Stairs Lecture in Chemistry on November 14 explores social, fiscal and environmental factors behind “Green Chemistry”

Dr. Philip Jessop, Canada research chair in Green Chemistry at Queen’s University, will deliver Can Chemistry Be Green? as part of the 2017 Trent University Stairs Lecture in Chemistry, on Tuesday, November 14, 2017 at 7:30 p.m. at the Market Hall, 140 Charlotte Street.

“Professor Jessop’s lecture brings a practical perspective to solving issues with greener approaches to chemistry, which will resonate with the Trent and Peterborough communities,” explains Dr. Robert Stairs, professor emeritus at Trent, who created the lecture series. “He is both a chemist and an inventor who applies creative solutions to the problems we face today - how to convert harmful carbon emissions and biomass into useful products.”

The old way to prevent pollution was to capture pollutants before they left the factory or chemical plant, which is always a financial burden. The Green Chemistry approach – design the process so that pollutants aren’t made – can reduce environmental impact while making industries more economically competitive, because designing processes to reduce pollution requires minimizing wasted energy and materials.
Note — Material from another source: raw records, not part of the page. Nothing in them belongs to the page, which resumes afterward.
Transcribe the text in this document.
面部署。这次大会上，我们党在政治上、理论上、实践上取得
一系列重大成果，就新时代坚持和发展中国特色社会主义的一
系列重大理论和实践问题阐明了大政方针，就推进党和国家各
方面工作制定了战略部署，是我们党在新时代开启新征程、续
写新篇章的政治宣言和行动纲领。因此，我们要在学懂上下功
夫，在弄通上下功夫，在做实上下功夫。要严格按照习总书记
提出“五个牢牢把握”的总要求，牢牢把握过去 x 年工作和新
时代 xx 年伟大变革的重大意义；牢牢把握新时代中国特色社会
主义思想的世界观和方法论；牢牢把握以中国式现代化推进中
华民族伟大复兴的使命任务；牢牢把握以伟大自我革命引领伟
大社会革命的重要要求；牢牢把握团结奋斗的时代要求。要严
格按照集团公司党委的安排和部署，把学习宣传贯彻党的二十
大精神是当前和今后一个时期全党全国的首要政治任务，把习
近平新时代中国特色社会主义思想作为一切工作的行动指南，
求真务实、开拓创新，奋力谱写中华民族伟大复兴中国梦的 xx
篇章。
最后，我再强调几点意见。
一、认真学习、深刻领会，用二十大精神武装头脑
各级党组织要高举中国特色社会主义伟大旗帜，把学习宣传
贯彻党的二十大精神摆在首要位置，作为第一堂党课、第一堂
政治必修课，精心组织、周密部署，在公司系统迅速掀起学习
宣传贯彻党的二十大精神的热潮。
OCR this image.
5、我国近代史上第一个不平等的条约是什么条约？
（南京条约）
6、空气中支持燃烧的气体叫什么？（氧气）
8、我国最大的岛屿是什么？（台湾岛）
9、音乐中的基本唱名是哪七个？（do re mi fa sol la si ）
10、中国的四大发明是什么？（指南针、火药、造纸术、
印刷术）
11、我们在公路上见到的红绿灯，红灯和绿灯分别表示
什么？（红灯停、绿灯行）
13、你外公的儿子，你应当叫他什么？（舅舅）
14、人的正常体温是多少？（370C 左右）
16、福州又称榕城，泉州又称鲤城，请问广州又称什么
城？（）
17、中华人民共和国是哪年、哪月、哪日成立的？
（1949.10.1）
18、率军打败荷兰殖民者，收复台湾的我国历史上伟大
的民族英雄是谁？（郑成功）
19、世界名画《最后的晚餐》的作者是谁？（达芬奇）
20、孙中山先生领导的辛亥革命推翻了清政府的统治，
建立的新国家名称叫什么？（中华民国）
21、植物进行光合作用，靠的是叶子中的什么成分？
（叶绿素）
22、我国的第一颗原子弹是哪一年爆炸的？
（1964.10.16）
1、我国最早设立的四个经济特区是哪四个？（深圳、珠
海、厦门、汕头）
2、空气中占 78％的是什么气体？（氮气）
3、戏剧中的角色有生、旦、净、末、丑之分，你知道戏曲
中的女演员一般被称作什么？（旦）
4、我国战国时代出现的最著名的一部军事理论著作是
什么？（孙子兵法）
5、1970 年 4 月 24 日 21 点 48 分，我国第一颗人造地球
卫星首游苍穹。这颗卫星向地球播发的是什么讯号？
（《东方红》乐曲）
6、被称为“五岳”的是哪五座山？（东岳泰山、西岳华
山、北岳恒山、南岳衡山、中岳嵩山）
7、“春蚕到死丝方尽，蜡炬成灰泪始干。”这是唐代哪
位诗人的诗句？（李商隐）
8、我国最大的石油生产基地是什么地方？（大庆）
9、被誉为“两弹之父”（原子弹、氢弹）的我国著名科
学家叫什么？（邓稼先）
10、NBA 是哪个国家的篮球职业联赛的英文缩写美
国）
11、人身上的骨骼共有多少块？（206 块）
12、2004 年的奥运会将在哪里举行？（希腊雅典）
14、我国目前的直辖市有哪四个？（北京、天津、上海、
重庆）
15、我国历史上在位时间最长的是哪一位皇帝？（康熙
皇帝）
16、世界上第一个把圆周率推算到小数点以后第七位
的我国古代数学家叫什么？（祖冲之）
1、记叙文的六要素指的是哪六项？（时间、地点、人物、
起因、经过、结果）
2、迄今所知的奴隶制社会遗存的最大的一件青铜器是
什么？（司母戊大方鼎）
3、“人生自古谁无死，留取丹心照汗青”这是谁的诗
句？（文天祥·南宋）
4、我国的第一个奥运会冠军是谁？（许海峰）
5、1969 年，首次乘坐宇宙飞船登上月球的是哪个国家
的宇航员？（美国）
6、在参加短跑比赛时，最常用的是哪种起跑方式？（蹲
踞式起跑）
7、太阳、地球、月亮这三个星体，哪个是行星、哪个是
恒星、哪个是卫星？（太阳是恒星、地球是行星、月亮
For this new approach to work, the right chemistry and societal conditions are necessary to bring these green processes to market. During his presentation, Prof. Jessop will discuss the origins of green chemistry, explain how new technologies are assessed for their environmental impact, and introduce, as an example of a new technology, a “greener" paint.

Prof. Jessop is the technical director of GreenCentre Canada. After completing his Ph.D., he was a researcher in Japan under the direction of Nobel Prize winner Ryoji Noyori, investigating reactions in supercritical carbon dioxide. He has studied green solvents, and the conversion of waste CO2 and biomass to useful products. Prof. Jessop’s distinctions and awards include the NSERC Polanyi Award, Killam Research Fellowship, Queen’s University Prize for Excellence in Research, Canadian Green Chemistry & Engineering Award, Fellowship in the Royal Society of Canada and a Canada research chair tier 1. He serves as chair of the editorial board for the journal Green Chemistry, and helped create GreenCentre Canada, a National Centre of Excellence for the commercialization of green chemistry technologies.